Baca berita dengan sedikit iklan, klik di sini
Tanggapan Dinas Sosial Jakarta
MENJAWAB surat pembaca di majalah Tempo edisi 4-10 April 2011 berjudul ”Warisan Ibu Nasution”, bersama ini kami informasikan bahwa:
- Panti Usada Mulia pimpinan Ibu Johanna Sunarti Nasution telah diserahkan kepada pemerintah DKI Jakarta pada 11 Maret 2010 dan berganti nama menjadi Panti Sosial Tresna Werdha Usada Mulia 5. Statusnya menjadi satu unit pelaksana teknis di bawah Dinas Sosial DKI Jakarta.
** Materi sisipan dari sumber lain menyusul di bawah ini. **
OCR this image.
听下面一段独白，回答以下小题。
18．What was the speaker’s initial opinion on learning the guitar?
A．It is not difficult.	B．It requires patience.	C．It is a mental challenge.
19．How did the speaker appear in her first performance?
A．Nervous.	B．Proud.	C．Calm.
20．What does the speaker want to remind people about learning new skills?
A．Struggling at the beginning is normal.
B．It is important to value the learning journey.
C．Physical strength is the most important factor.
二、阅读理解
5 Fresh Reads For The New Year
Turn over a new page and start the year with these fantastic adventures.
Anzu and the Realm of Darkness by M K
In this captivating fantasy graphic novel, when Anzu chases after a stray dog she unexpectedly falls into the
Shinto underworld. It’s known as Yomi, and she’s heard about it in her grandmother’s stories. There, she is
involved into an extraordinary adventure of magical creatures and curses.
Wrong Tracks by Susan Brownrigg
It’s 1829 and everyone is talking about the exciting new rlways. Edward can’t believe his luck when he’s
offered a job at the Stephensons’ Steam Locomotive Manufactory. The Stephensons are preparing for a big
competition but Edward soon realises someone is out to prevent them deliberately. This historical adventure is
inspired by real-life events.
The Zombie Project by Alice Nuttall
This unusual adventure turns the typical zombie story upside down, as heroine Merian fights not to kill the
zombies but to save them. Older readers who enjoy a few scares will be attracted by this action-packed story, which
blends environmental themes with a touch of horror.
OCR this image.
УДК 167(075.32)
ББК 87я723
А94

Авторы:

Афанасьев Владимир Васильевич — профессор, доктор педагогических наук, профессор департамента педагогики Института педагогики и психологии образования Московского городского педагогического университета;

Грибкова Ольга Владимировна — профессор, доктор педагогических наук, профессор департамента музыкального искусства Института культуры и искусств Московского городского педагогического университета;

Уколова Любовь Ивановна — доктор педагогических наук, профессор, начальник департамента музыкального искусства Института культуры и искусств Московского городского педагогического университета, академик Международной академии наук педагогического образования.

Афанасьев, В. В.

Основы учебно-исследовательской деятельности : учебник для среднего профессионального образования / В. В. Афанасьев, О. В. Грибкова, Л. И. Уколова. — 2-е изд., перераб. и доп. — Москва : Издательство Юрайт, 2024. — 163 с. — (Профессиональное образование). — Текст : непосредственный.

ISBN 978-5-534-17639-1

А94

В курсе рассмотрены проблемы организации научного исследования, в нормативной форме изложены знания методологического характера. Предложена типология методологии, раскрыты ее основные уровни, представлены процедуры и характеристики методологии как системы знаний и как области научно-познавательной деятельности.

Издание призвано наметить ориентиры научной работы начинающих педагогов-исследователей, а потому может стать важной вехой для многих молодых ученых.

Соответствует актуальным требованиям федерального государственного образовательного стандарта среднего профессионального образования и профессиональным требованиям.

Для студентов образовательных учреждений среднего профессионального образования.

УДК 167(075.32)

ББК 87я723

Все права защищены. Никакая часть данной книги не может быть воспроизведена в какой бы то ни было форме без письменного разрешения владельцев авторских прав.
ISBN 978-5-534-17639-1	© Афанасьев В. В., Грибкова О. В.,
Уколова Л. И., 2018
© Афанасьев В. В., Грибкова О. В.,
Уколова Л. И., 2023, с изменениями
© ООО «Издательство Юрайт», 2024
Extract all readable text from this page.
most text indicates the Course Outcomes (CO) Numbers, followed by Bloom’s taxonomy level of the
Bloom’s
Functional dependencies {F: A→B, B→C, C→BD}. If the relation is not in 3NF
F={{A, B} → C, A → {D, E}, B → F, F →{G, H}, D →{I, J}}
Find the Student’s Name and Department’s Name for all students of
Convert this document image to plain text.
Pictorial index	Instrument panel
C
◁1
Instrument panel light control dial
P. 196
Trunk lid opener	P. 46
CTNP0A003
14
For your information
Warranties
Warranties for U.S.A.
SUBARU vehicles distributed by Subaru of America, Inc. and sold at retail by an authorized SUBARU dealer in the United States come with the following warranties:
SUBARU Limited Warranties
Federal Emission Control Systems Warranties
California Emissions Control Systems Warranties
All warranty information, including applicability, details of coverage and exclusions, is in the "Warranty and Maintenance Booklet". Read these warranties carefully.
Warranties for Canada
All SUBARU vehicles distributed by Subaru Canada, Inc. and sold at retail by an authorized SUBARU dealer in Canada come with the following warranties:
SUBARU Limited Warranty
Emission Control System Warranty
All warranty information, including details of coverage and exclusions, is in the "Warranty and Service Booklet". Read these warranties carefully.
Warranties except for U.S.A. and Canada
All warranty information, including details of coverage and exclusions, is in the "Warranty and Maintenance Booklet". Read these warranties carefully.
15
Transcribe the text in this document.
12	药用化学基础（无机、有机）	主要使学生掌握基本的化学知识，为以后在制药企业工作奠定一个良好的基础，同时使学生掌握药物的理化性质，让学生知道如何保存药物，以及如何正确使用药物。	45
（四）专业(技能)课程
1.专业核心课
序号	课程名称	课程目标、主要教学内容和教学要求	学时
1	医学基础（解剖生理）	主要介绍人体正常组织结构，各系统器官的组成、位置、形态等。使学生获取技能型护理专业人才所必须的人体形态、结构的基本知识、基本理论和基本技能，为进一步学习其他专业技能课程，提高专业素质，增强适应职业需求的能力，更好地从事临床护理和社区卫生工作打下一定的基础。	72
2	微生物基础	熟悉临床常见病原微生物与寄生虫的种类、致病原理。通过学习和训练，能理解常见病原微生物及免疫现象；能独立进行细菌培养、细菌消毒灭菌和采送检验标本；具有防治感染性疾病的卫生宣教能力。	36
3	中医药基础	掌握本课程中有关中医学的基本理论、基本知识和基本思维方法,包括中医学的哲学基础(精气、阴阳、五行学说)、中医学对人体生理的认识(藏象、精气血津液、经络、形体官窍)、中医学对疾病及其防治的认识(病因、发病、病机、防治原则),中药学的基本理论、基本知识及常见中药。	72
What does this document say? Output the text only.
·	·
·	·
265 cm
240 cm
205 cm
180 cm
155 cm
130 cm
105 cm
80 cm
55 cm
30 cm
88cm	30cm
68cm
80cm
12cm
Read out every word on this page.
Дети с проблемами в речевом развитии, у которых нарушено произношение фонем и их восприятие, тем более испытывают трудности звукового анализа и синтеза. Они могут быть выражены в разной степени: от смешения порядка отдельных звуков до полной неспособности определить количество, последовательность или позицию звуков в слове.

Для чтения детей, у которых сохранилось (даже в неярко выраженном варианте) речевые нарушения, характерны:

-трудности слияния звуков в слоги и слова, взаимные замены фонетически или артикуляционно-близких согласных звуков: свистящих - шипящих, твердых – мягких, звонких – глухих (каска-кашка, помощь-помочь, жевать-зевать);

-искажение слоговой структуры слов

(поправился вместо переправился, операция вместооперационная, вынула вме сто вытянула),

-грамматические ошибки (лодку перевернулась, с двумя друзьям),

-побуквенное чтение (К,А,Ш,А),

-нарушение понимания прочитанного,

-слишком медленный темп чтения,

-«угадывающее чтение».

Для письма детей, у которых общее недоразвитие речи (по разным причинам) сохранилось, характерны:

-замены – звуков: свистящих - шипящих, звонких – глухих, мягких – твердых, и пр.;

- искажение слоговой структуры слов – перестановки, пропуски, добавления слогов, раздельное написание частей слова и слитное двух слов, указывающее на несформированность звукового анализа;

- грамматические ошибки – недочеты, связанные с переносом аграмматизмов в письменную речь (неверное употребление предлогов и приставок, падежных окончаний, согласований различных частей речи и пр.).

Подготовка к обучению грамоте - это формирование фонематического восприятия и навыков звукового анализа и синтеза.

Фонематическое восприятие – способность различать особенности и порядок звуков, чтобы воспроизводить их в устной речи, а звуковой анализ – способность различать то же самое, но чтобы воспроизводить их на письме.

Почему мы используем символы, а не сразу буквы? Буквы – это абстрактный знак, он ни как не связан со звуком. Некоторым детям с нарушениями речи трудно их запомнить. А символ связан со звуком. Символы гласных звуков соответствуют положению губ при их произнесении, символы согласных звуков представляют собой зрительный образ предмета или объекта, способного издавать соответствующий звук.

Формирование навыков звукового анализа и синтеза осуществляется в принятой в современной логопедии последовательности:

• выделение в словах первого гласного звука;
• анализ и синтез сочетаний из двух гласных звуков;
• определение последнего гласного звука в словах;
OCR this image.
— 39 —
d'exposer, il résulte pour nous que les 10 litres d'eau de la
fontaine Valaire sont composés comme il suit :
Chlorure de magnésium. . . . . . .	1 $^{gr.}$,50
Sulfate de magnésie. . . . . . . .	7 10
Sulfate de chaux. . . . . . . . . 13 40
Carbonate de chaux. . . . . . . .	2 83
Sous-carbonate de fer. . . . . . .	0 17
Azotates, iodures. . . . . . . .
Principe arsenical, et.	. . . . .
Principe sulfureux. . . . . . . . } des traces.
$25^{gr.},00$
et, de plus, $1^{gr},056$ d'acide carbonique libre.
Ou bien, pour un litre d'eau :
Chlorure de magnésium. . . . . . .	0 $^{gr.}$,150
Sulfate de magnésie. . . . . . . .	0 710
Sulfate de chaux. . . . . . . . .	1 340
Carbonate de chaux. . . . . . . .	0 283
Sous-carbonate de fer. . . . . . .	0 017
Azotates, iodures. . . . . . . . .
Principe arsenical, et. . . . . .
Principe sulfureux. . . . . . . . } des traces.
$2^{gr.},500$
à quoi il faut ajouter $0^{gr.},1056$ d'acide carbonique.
- Pada saat penyerahan itu, Panti belum memiliki anggaran. Namun Panti segera diusulkan mendapat anggaran melalui pengajuan Anggaran Biaya Tambahan 2010. Pada akhir Oktober 2010, pemerintah Jakarta memberikan anggaran Rp 2 miliar untuk dukungan operasionalisasi Panti. Dana itu dipakai untuk membiayai kegiatan pelayanan makan, perawatan kesehatan, gaji pegawai, kebersihan, dan pemeliharaan sarana.
Pada 2011, Panti mendapat anggaran lagi lebih dari Rp 6,8 miliar. Separuhnya, yakni Rp 3 miliar, dipakai untuk rehabilitasi bangunan fisik dan sisanya untuk kegiatan operasional Panti.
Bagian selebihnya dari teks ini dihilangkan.